Le pape François, un combat pour la joie

de Jean-Louis de La Vaissière

Le Passeur Éd., 203 p., 18,50 €

La « thérapie Bergoglio ». Plus qu’une métaphore, c’est l’action apaisante et bienfaisante du pape François sur le commun des fidèles – et moins fidèles – que ce livre analyse. Ni énième biographie, ni enquête dans les coulisses du pontificat, qui font les délices des vaticanistes, Jean-Louis de La Vaissière décortique pourquoi le verbe, le geste et l’attitude de ce pape font tout simplement du bien : « La parole de Jorge Bergoglio rassure un monde désemparé. »

« Ce pape porte en lui la poésie du rêveur » 

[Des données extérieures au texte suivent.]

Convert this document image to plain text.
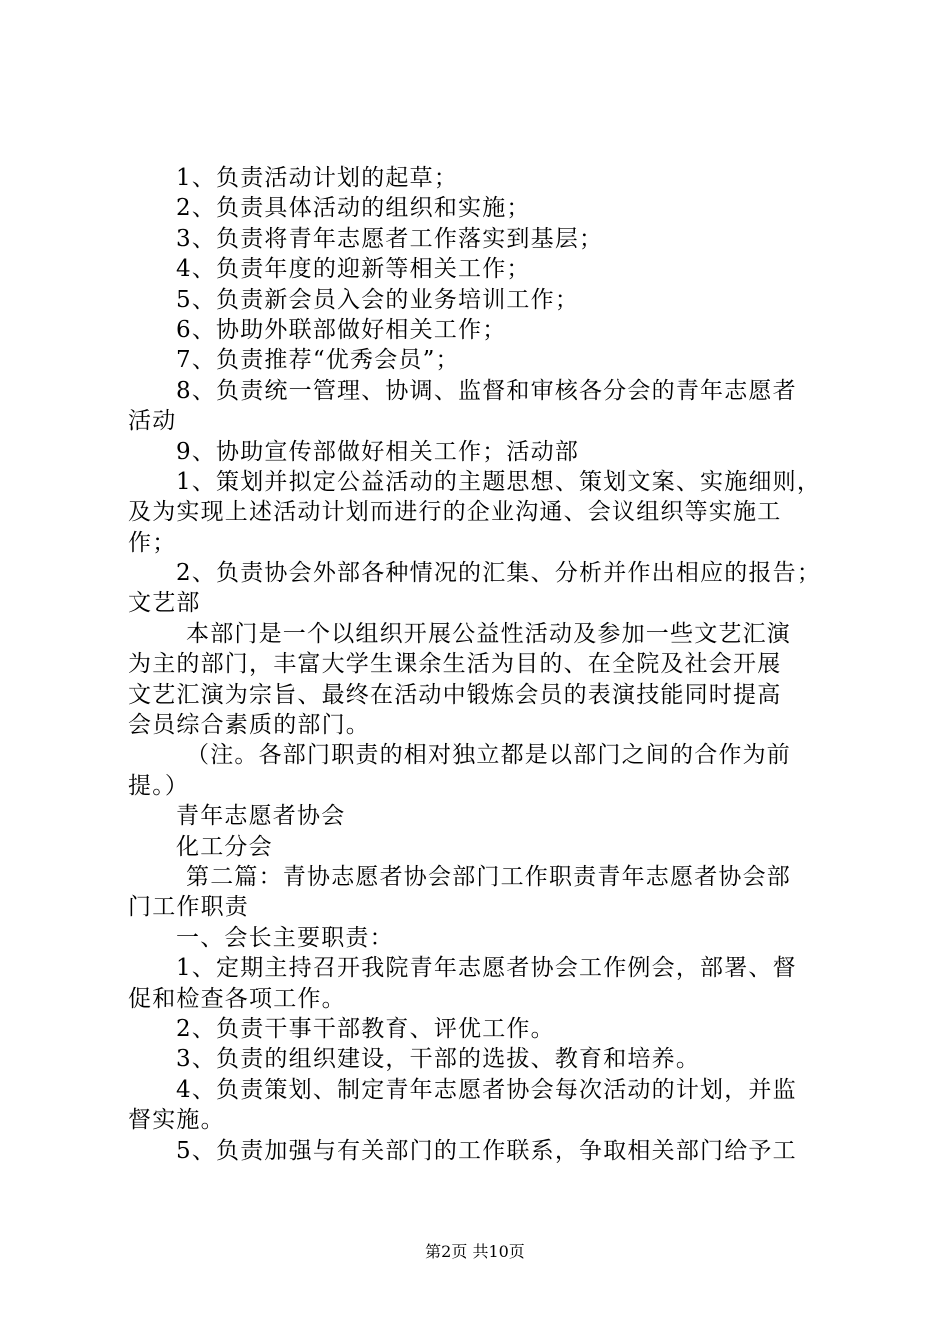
1、负责活动计划的起草；
2、负责具体活动的组织和实施；
3、负责将青年志愿者工作落实到基层；
4、负责年度的迎新等相关工作；
5、负责新会员入会的业务培训工作；
6、协助外联部做好相关工作；
7、负责推荐“优秀会员”；
8、负责统一管理、协调、监督和审核各分会的青年志愿者
活动
9、协助宣传部做好相关工作；活动部
1、策划并拟定公益活动的主题思想、策划文案、实施细则，
及为实现上述活动计划而进行的企业沟通、会议组织等实施工
作；
2、负责协会外部各种情况的汇集、分析并作出相应的报告；
文艺部
本部门是一个以组织开展公益性活动及参加一些文艺汇演
为主的部门，丰富大学生课余生活为目的、在全院及社会开展
文艺汇演为宗旨、最终在活动中锻炼会员的表演技能同时提高
会员综合素质的部门。
（注。各部门职责的相对独立都是以部门之间的合作为前
提。）
青年志愿者协会
化工分会
第二篇：青协志愿者协会部门工作职责青年志愿者协会部
门工作职责
一、会长主要职责：
1、定期主持召开我院青年志愿者协会工作例会，部署、督
促和检查各项工作。
2、负责干事干部教育、评优工作。
3、负责的组织建设，干部的选拔、教育和培养。
4、负责策划、制定青年志愿者协会每次活动的计划，并监
督实施。
5、负责加强与有关部门的工作联系，争取相关部门给予工
第2页 共10页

Avec un regard bienveillant et une plume agréable, le correspondant de l’AFP au Vatican observe ce pape qui « comprend combien l’homme est faillible, fatigué et imparfait », « touche au cœur des problèmes quotidiens », « ne méconnaît pas les petites chutes de notre vie personnelle et affective ». Un pasteur qui, face à cela, rappelle la « patience de Dieu » et « professe une thérapie de réconciliation intérieure ». Le journaliste, au style parfois aussi personnel, aime comment « ce pape porte en lui la poésie du rêveur » : « François s’adresse au cœur des hommes, à sa dimension poétique et mystique, souvent cachée et oubliée d’eux-mêmes dans un monde agité. »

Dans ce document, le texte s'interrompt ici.